The reason you get same performance with and w/o VAR is probably beacuse you are not vertex limited == ýou have overperformance with too little work to do. In this case you might even get the same fps using glVertex();

fritzlang

[This message has been edited by fritzlang (edited 12-12-2002).]

Jan
12-12-2002, 11:13 AM
Originally posted by fritzlang:
VRAM without VAR. What is that? Do you mean you dont call glVertexArrayRangeNV on the pointer? VRAM == VAR.

And why do you cast the pointer to (void*).
float* pVRAM = wglAllocateVRAM..bla..bla
glVertexPointer(4, GL_FLOAT, 0, pVRAM);

The reason you get same performance with and w/o VAR is probably beacuse you are not vertex limited == ýou have overperformance with too little work to do. In this case you might even get the same fps using glVertex();

fritzlang


Yes, i was not so sure, if VRAM and VAR HAVE to be use together, therefore i asked about it.

The casting of the pointer doesnīt matter. I only casted it to (GLvoid*) because the function itself uses this type.

I think you are right, 1000 triangles is not much work, good to see that my pc is so fast, that there is no difference at all.

However i still donīt know how to use vertices that are aligned to 32 bit.

Jan.

Coriolis
12-12-2002, 11:29 AM
glVertexPointer(3, GL_FLOAT, 4 * sizeof(GLfloat), (GLvoid*)pointer);

fritzlang
12-12-2002, 11:41 AM
Is there any point in aligning to 32bit?

This is from the Nvidia Geforce3 faq:
[quote]
>In general, the smallest vertex size >possible should be used, as this helps AGP
>bandwidth and your memory footprint. >Padding vertices to the next multiple of
>32-bytes (so, a 40 byte vertex gets padded >to 64 bytes) can slightly improve
>performance in the case of scattered memory >accesses, but roughly sequential
<access will provide better performance and >eliminate the need to pad. In general,
>padding is not recommended.

Any experience on this? What's the most common case among you guys here?

fritzlang

jwatte
12-12-2002, 12:14 PM
Both 3 floats, and 4 floats, are equally aligned on 32 bits.

VAR has alignment restrictions that are, at a minimum, 32 bit aligned.

If you're doing software processing, aligning so you can fit an even number of vertices in a cache line is beneficial.

The argument for "stride" to glVertexPointer is the number of BYTES between each first element.

Jan
12-12-2002, 12:30 PM
Originally posted by Coriolis:
glVertexPointer(3, GL_FLOAT, 4 * sizeof(GLfloat), (GLvoid*)pointer);

This works, at last.
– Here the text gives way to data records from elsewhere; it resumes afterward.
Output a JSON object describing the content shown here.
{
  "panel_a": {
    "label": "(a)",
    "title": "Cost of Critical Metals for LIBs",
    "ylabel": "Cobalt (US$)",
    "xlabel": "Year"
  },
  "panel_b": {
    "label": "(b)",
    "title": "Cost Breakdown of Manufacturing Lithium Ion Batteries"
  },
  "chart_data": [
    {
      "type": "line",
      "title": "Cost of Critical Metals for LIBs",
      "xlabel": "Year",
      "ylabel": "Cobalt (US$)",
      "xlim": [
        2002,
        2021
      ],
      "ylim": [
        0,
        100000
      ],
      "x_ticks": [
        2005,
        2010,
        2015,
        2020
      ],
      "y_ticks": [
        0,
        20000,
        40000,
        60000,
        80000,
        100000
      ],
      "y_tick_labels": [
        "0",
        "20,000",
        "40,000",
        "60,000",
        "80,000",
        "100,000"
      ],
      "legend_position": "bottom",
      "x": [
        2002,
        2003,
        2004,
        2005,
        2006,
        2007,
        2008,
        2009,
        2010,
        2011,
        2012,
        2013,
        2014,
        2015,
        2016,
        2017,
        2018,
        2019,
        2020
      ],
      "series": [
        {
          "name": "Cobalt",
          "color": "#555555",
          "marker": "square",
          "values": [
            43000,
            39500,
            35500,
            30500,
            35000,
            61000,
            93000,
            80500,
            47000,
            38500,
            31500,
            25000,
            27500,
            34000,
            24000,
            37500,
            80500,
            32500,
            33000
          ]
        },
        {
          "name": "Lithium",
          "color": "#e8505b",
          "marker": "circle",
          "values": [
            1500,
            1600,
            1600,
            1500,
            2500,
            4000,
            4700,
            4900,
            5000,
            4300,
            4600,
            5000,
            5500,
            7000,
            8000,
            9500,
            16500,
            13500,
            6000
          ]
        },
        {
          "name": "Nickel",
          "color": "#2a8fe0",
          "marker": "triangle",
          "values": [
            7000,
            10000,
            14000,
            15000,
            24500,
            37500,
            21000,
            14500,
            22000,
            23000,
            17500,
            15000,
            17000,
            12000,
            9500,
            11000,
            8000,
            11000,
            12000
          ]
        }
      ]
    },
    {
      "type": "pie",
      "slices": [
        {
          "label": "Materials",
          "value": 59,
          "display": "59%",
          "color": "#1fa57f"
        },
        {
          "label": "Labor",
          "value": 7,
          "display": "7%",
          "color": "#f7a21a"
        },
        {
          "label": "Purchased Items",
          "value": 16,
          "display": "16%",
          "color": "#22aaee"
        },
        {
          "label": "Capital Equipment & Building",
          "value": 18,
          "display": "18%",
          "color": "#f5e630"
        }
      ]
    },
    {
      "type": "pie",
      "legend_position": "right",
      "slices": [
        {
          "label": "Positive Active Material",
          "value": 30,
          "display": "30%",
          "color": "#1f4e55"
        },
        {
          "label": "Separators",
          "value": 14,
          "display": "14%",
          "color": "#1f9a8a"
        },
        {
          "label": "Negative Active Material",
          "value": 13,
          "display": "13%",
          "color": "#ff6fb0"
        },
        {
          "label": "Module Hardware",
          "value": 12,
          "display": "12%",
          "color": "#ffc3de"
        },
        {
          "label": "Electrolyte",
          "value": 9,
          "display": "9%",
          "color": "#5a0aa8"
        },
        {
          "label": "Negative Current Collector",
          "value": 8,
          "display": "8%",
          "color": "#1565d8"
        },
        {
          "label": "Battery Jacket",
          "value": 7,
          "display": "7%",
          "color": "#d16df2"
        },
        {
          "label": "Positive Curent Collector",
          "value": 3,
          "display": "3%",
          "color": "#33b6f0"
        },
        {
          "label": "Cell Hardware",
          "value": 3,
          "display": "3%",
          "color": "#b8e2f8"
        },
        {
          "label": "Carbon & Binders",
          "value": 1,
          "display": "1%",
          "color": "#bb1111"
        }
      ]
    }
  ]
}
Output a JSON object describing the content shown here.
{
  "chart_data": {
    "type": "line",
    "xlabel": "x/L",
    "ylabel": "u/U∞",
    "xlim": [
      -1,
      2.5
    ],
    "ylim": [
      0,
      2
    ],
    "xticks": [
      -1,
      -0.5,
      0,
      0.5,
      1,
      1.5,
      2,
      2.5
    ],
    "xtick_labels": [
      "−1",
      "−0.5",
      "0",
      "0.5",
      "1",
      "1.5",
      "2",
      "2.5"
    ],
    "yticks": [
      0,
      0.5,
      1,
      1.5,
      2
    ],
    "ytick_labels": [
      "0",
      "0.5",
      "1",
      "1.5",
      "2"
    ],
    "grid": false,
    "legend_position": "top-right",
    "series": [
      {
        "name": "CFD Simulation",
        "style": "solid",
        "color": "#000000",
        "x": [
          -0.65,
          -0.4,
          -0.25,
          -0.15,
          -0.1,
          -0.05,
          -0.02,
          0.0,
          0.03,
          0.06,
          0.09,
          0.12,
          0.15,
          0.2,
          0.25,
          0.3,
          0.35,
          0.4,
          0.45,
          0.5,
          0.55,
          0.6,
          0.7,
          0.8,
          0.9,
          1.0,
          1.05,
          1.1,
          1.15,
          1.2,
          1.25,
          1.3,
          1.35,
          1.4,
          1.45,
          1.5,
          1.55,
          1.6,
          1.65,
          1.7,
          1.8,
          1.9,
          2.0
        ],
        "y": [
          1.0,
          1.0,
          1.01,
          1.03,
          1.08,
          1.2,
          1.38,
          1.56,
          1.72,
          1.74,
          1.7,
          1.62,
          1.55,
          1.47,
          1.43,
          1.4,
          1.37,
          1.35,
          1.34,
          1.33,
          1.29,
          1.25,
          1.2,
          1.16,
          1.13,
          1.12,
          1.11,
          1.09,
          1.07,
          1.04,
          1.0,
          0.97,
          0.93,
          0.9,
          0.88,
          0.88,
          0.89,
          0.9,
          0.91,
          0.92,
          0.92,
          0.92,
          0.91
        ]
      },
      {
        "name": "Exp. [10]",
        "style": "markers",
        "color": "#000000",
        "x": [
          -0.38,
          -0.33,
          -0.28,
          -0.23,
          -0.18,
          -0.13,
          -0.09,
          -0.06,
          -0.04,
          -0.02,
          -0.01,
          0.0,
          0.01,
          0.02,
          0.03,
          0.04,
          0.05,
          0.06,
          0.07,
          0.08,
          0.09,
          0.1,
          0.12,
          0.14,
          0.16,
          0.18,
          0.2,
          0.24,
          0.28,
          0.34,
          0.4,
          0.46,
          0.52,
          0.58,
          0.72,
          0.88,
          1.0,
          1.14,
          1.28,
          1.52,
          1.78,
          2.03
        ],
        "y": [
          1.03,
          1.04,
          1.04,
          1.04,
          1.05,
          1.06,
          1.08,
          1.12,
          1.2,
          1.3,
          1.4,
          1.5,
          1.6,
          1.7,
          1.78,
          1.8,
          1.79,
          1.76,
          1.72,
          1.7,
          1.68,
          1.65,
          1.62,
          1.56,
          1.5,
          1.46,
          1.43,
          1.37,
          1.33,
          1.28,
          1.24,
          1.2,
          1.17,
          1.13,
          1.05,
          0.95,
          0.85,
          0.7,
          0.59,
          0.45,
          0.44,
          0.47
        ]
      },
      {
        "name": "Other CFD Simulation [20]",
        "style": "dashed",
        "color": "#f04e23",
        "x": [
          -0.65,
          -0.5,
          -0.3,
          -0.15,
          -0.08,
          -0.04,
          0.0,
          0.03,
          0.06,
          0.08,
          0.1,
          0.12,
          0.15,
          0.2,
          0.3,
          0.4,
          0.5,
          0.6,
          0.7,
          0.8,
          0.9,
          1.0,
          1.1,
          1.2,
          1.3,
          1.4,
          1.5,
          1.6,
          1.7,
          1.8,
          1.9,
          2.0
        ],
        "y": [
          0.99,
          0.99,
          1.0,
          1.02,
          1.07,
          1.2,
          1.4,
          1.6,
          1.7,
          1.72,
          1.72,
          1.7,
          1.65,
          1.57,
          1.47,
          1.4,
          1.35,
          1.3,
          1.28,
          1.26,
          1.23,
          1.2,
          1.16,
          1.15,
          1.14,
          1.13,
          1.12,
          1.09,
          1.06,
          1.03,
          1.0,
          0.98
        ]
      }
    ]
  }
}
I always interpreted the stride value to be the number of bytes between the end of one vertex and the beginning of the next, not as the complete size of one vertex (does anyone understand this sentence?).

I tested it and there was no difference in speed, although my 1000 triangle app is no good benchmark, of course ;-)

Thanks, to all of you.

Jan.

Coriolis
12-12-2002, 01:33 PM
The documentation is a bit misleading when it says that "0 means tightly packed".

When it says that vertex data should be aligned on a 32-bit boundary, that means the first vertex of the array, not every vertex in the array.